There are all these small to medium sized research companies. They tend to have maybe a single piece of intellectual property in the biopharma space. So they have 40, 50 employees and they'll have 10 people that we categorize as being policy. And so percentage wise, they're way off the map in terms of like investing in policy.
And when you look at what those people do, man, like manually, we went down a crazy rabbit hole reading up on these people. It's very hard to figure out whether they should count as policy or not by the letter of the words of what they do. They kind of like liaise with the FDA to manage compliance with these clinical trials.
And so that kind of makes me lean towards thinking we shouldn't count them. To the extent they're kind of like following a prescribed set of procedures for getting a drug approved, that's not really the same as what we're talking about. But then you look into it more and it turns out like, you know, like these trials are actually really complicated and there's a lot of judgment calls and a big part of their job is persuading the FDA that this should be approved.
It starts to sound more like. And if you read kind of the job listings, it talks a lot about monitoring the global pharmaceutical policy environment. And so that was one where we're nervous. Our general instinct is to be conservative, exclude anyone we think is doing straightforward compliance work.
But I think it's definitely gonna be one of the enduring challenges of this project is figuring out where to draw the line on those people. And pharma turns out to be one place where that's particularly difficult.
>> Erin Baggott Carter: Fantastic, well, sadly, we are out of time for the formal proceedings.
We still have a few really excellent questions. So Brett and Mefedia, and Tara, I hope you can all stick around after we turn off the recording. Andy, thank you for an absolutely fascinating conversation and a really promising project. Keen to see where this goes, thank you. And thank you all.

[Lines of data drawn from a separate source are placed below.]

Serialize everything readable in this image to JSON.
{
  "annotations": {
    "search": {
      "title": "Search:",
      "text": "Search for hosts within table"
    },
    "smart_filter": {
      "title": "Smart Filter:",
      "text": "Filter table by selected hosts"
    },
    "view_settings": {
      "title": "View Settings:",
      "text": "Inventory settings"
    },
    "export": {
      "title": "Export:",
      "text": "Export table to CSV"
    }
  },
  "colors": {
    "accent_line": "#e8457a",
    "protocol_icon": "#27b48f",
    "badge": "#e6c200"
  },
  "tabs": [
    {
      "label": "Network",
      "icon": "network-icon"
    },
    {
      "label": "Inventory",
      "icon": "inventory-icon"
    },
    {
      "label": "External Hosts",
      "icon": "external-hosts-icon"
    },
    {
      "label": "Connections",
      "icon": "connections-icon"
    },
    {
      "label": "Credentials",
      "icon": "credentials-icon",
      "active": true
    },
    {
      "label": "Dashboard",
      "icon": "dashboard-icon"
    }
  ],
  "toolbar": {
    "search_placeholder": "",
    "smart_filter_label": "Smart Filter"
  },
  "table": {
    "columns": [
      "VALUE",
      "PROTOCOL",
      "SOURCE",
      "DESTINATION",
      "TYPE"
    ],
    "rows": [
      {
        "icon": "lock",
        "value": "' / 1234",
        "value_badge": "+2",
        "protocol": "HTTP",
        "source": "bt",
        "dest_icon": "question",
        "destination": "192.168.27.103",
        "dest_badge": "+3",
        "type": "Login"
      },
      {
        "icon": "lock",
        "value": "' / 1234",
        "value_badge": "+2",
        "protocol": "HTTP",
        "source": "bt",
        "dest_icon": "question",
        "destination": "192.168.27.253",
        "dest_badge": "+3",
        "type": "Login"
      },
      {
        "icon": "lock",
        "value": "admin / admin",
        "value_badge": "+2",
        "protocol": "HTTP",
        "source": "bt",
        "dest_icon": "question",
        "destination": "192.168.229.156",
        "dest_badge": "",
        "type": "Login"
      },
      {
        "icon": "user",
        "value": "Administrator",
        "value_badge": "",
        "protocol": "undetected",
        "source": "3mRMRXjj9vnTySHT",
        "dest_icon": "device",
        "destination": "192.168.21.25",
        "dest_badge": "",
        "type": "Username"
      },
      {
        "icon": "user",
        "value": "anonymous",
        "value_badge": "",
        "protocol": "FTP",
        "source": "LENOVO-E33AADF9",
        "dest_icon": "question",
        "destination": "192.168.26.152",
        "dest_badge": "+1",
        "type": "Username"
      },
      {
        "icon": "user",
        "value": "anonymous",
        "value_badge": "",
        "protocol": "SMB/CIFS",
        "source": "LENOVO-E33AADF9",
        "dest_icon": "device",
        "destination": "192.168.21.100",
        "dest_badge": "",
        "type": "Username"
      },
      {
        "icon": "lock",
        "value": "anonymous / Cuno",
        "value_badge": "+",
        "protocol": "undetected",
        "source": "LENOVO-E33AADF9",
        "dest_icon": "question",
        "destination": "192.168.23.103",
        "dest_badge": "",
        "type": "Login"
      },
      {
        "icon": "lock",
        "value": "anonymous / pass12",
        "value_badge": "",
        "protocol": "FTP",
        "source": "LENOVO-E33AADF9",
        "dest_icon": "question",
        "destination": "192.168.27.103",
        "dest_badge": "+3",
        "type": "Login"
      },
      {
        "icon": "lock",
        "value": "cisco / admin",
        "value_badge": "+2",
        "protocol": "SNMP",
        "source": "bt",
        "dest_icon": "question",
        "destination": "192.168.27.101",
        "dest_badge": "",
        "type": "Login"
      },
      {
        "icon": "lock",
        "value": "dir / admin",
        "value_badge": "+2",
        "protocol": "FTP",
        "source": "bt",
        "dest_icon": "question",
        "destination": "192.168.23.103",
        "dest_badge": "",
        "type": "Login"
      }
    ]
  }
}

>> Steven Davis: Thank you.
>> Erin Baggott Carter: For the Hoover Institution, their text to data analysis workshop in policy, thank you.
ABOUT THE SPEAKERS
Andrew B. Hall is the Davies Family Professor of Political Economy at the Stanford Graduate School of Business and a Senior Fellow at the Hoover Institution. Hall’s research team uses large-scale quantitative data and cutting-edge methods from econometrics, statistics, and computer science to study American democracy and the design of democratic systems of governance in the online and offline worlds. Hall serves as an advisor to Meta Platforms, Inc and the a16z crypto research group.
Steven J. Davis is the Thomas W. and Susan B. Ford Senior Fellow at the Hoover Institution and Senior Fellow at the Stanford Institute for Economic Policy Research. He studies business dynamics, labor markets, and public policy. He advises the U.S. Congressional Budget Office and the Federal Reserve Bank of Atlanta, co-organizes the Asian Monetary Policy Forum and is co-creator of the Economic Policy Uncertainty Indices, the Survey of Business Uncertainty, and the Survey of Working Arrangements and Attitudes. Davis hosts “Economics, Applied,” a podcast series sponsored by the Hoover Institution.
Erin Baggott Carter is a Hoover Fellow at the Hoover Institution at Stanford University. She is also an assistant professor in the Department of Political Science and International Relations at the University of Southern California, a faculty affiliate at the Center on Democracy, Development and the Rule of Law (CDDRL) at Stanford University’s Freeman Spogli Institute, and a nonresident scholar at the 21st Century China Center at UC San Diego. She has previously held fellowships at the CDDRL and Stanford’s Center for International Security and Cooperation. She received a PhD in political science from Harvard University.